E. 4.4 Dans ces conditions, la décision querellée doit être annulée et le dossier de la cause retourné à l'autorité inférieure en vue de l'examen matériel (au fond) de la demande d'asile du recourant.
E. 5.1 S'agissant de la minorité alléguée par le recourant, le Tribunal de céans constate, à l'instar de l'autorité intimée, que l'intéressé a donné des indications contradictoires au sujet de son âge lors de ses auditions des 20 et 26 juillet 2016, affirmant de manière constante (à sept reprises) qu'il était âgé de 17 ans (ou, plus précisément, de 17 ans et deux mois) au début du mois d'octobre 2015 (époque alléguée de son arrestation et de la fin de sa scolarité), alors que, selon sa date de naissance alléguée (...), il ne pouvait alors être âgé que de 16 ans et cinq mois. Le recourant, qui a soutenu ne pas avoir « terminé » ou ne pas avoir « entamé » sa 9ème année scolaire (suivant les versions), a également tenu des propos incohérents au sujet de la durée de son parcours scolaire, affirmant avoir été scolarisé tantôt pendant dix ans (de 2005 à 2015), tantôt durant onze à douze ans (de la 1ère année à la 9ème année scolaire, en redoublant trois fois). On ne saurait par ailleurs exclure que les documents ayant été versés en cause par l'intéressé postérieurement à ses auditions en vue de tenter de démontrer son identité et, en particulier, sa date de naissance alléguée (un certificat scolaire en original et la copie d'un certificat de naissance) aient été établis de toutes pièces pour les seuls besoins de la cause. Cela dit, même à supposer qu'il fût âgé de 17 ans et deux mois au début du mois d'octobre 2015 ou qu'il fût né le [...] (selon les versions qu'il a fournies lors de ses auditions), le recourant doit incontestablement être considéré comme majeur à l'heure actuelle. A cela s'ajoute que, conformément au présent arrêt, l'autorité intimée doit entrer en matière sur la demande d'asile de l'intéressé et procéder à un examen matériel (au fond) de celle-ci.

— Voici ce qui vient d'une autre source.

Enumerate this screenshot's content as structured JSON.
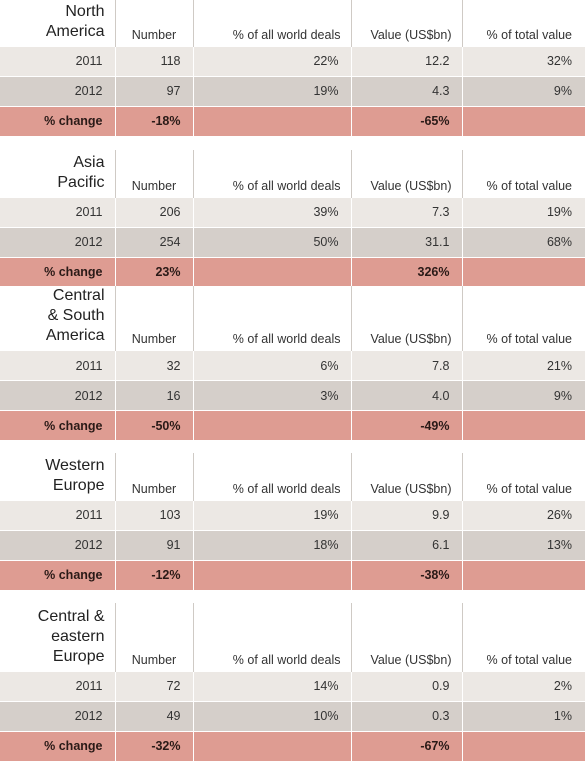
{
  "columns": [
    "Number",
    "% of all world deals",
    "Value (US$bn)",
    "% of total value"
  ],
  "change_label": "% change",
  "regions": [
    {
      "name_lines": [
        "North",
        "America"
      ],
      "rows": [
        {
          "year": "2011",
          "number": "118",
          "pct_deals": "22%",
          "value": "12.2",
          "pct_value": "32%"
        },
        {
          "year": "2012",
          "number": "97",
          "pct_deals": "19%",
          "value": "4.3",
          "pct_value": "9%"
        }
      ],
      "change": {
        "number": "-18%",
        "value": "-65%"
      }
    },
    {
      "name_lines": [
        "Asia",
        "Pacific"
      ],
      "rows": [
        {
          "year": "2011",
          "number": "206",
          "pct_deals": "39%",
          "value": "7.3",
          "pct_value": "19%"
        },
        {
          "year": "2012",
          "number": "254",
          "pct_deals": "50%",
          "value": "31.1",
          "pct_value": "68%"
        }
      ],
      "change": {
        "number": "23%",
        "value": "326%"
      }
    },
    {
      "name_lines": [
        "Central",
        "& South",
        "America"
      ],
      "rows": [
        {
          "year": "2011",
          "number": "32",
          "pct_deals": "6%",
          "value": "7.8",
          "pct_value": "21%"
        },
        {
          "year": "2012",
          "number": "16",
          "pct_deals": "3%",
          "value": "4.0",
          "pct_value": "9%"
        }
      ],
      "change": {
        "number": "-50%",
        "value": "-49%"
      }
    },
    {
      "name_lines": [
        "Western",
        "Europe"
      ],
      "rows": [
        {
          "year": "2011",
          "number": "103",
          "pct_deals": "19%",
          "value": "9.9",
          "pct_value": "26%"
        },
        {
          "year": "2012",
          "number": "91",
          "pct_deals": "18%",
          "value": "6.1",
          "pct_value": "13%"
        }
      ],
      "change": {
        "number": "-12%",
        "value": "-38%"
      }
    },
    {
      "name_lines": [
        "Central &",
        "eastern",
        "Europe"
      ],
      "rows": [
        {
          "year": "2011",
          "number": "72",
          "pct_deals": "14%",
          "value": "0.9",
          "pct_value": "2%"
        },
        {
          "year": "2012",
          "number": "49",
          "pct_deals": "10%",
          "value": "0.3",
          "pct_value": "1%"
        }
      ],
      "change": {
        "number": "-32%",
        "value": "-67%"
      }
    }
  ]
}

E. 5.2 Le Tribunal de céans peut donc laisser indécise la question de la minorité du recourant lors du dépôt de sa demande d'asile et de ses auditions des 20 et 26 juillet 2016 et de l'éventuelle violation des garanties procédurales dont peuvent se prévaloir les requérants d'asile mineurs non accompagnés dans le cadre des procédures de transfert (dans le même sens, cf. arrêt du TAF D-535/2018 précité ; sur l'attribution d'une personne de confiance à un mineur non accompagné avant l'audition sommaire au centre d'enregistrement, cf. ATAF 2011/23 consid. 5 à 7).

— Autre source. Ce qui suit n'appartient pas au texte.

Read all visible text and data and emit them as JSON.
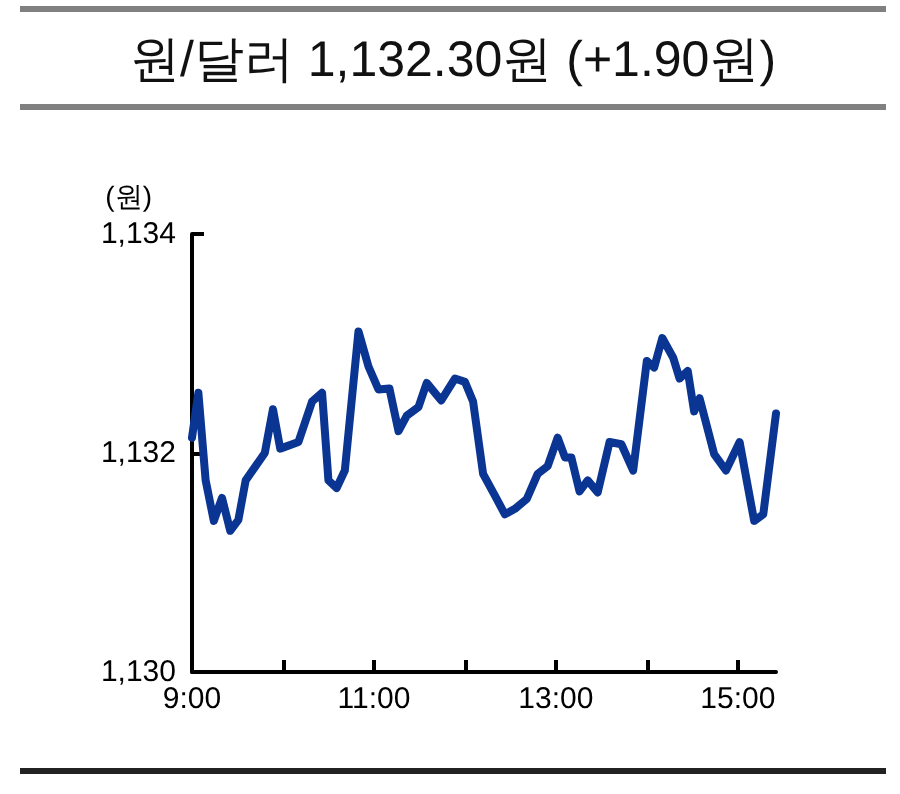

E. 6.1 Le recours s'avérant manifestement fondé, il est admis dans une procédure à juge unique, avec l'approbation d'un second juge (cf. art. 111 let. e LAsi). Pour ce motif également, le présent arrêt, qui aurait pu être rendu sans échange d'écritures, n'est motivé que sommairement (cf. art. 111a al. 1 et 2 LAsi).
E. 6.2 Dans la mesure où le recourant (qui a été mis au bénéfice de l'assistance judiciaire partielle) a obtenu gain de cause, il n'a pas à supporter de frais de procédure (cf. art. 63 al. 1 1ère phrase a contrario et art. 65 al. 1 PA). Il ne saurait toutefois prétendre à des dépens, dès lors qu'il n'a pas fait appel à un mandataire et que la présente procédure de recours ne lui a donc pas occasionné des frais « relativement élevés » (cf. art. 64 al. 1 PA, en relation avec l'art. 7 al. 1 et al. 4 a contrario et l'art. 8 al. 2 a contrario FITAF [RS 173.320.2]). (dispositif page suivante)
Dispositiv
- Le recours est admis, dans le sens des considérants.

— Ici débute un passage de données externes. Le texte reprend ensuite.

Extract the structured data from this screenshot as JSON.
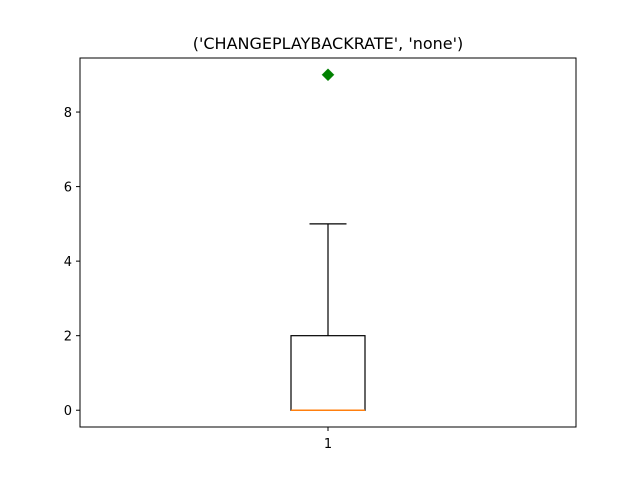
{
  "chart_data": {
    "type": "box",
    "title": "('CHANGEPLAYBACKRATE', 'none')",
    "xlabel": "",
    "ylabel": "",
    "categories": [
      "1"
    ],
    "ylim": [
      -0.45,
      9.45
    ],
    "yticks": [
      0,
      2,
      4,
      6,
      8
    ],
    "grid": false,
    "box": {
      "whisker_low": 0,
      "q1": 0,
      "median": 0,
      "q3": 2,
      "whisker_high": 5
    },
    "outliers": [
      9
    ],
    "colors": {
      "box": "#000000",
      "median": "#ff7f0e",
      "outlier": "#008000"
    }
  }
}
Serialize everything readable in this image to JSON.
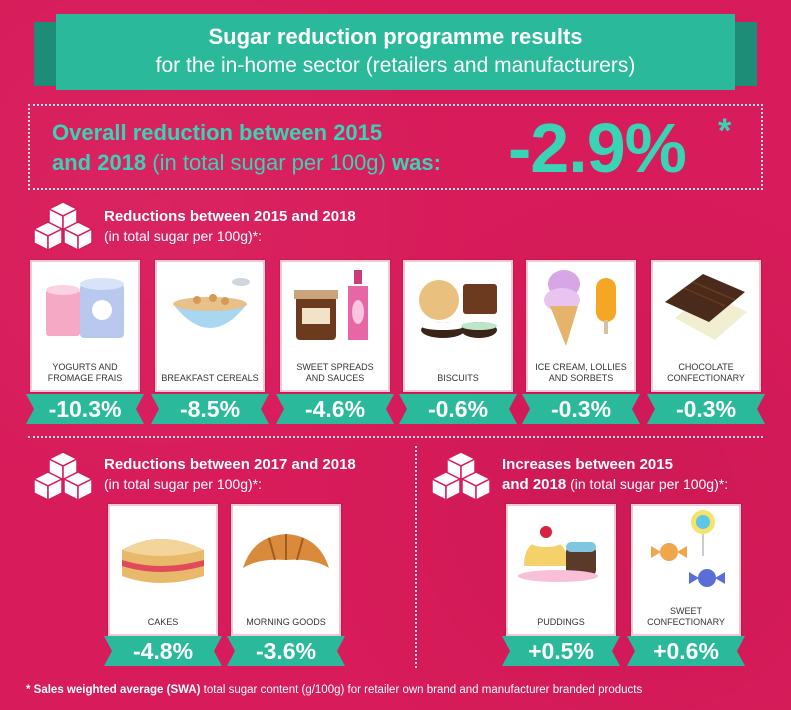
{
  "banner": {
    "title": "Sugar reduction programme results",
    "subtitle": "for the in-home sector (retailers and manufacturers)"
  },
  "overall": {
    "line1": "Overall reduction between 2015",
    "line2_a": "and 2018",
    "line2_b": " (in total sugar per 100g) ",
    "line2_c": "was:",
    "value": "-2.9%",
    "star": "*"
  },
  "section1": {
    "title": "Reductions between 2015 and 2018",
    "subtitle": "(in total sugar per 100g)*:",
    "items": [
      {
        "label": "YOGURTS AND FROMAGE FRAIS",
        "value": "-10.3%"
      },
      {
        "label": "BREAKFAST CEREALS",
        "value": "-8.5%"
      },
      {
        "label": "SWEET SPREADS AND SAUCES",
        "value": "-4.6%"
      },
      {
        "label": "BISCUITS",
        "value": "-0.6%"
      },
      {
        "label": "ICE CREAM, LOLLIES AND SORBETS",
        "value": "-0.3%"
      },
      {
        "label": "CHOCOLATE CONFECTIONARY",
        "value": "-0.3%"
      }
    ]
  },
  "section2": {
    "title": "Reductions between 2017 and 2018",
    "subtitle": "(in total sugar per 100g)*:",
    "items": [
      {
        "label": "CAKES",
        "value": "-4.8%"
      },
      {
        "label": "MORNING GOODS",
        "value": "-3.6%"
      }
    ]
  },
  "section3": {
    "title": "Increases between 2015",
    "title2": "and 2018",
    "subtitle": " (in total sugar per 100g)*:",
    "items": [
      {
        "label": "PUDDINGS",
        "value": "+0.5%"
      },
      {
        "label": "SWEET CONFECTIONARY",
        "value": "+0.6%"
      }
    ]
  },
  "footnote": {
    "bold": "* Sales weighted average (SWA)",
    "rest": " total sugar content (g/100g) for retailer own brand and manufacturer branded products"
  },
  "colors": {
    "background": "#d81b5a",
    "teal": "#2bb99c",
    "teal_text": "#38d4b5"
  }
}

- La décision du SEM du 28 décembre 2017 est annulée et la cause retournée à l'autorité intimée pour examen matériel de la demande d'asile du recourant.
- Il n'est pas perçu de frais de procédure.
- Il n'est pas alloué de dépens.
- Le présent arrêt est adressé au recourant, au SEM et à l'autorité cantonale. Le juge unique :
Volltext (verifizierbarer Originaltext)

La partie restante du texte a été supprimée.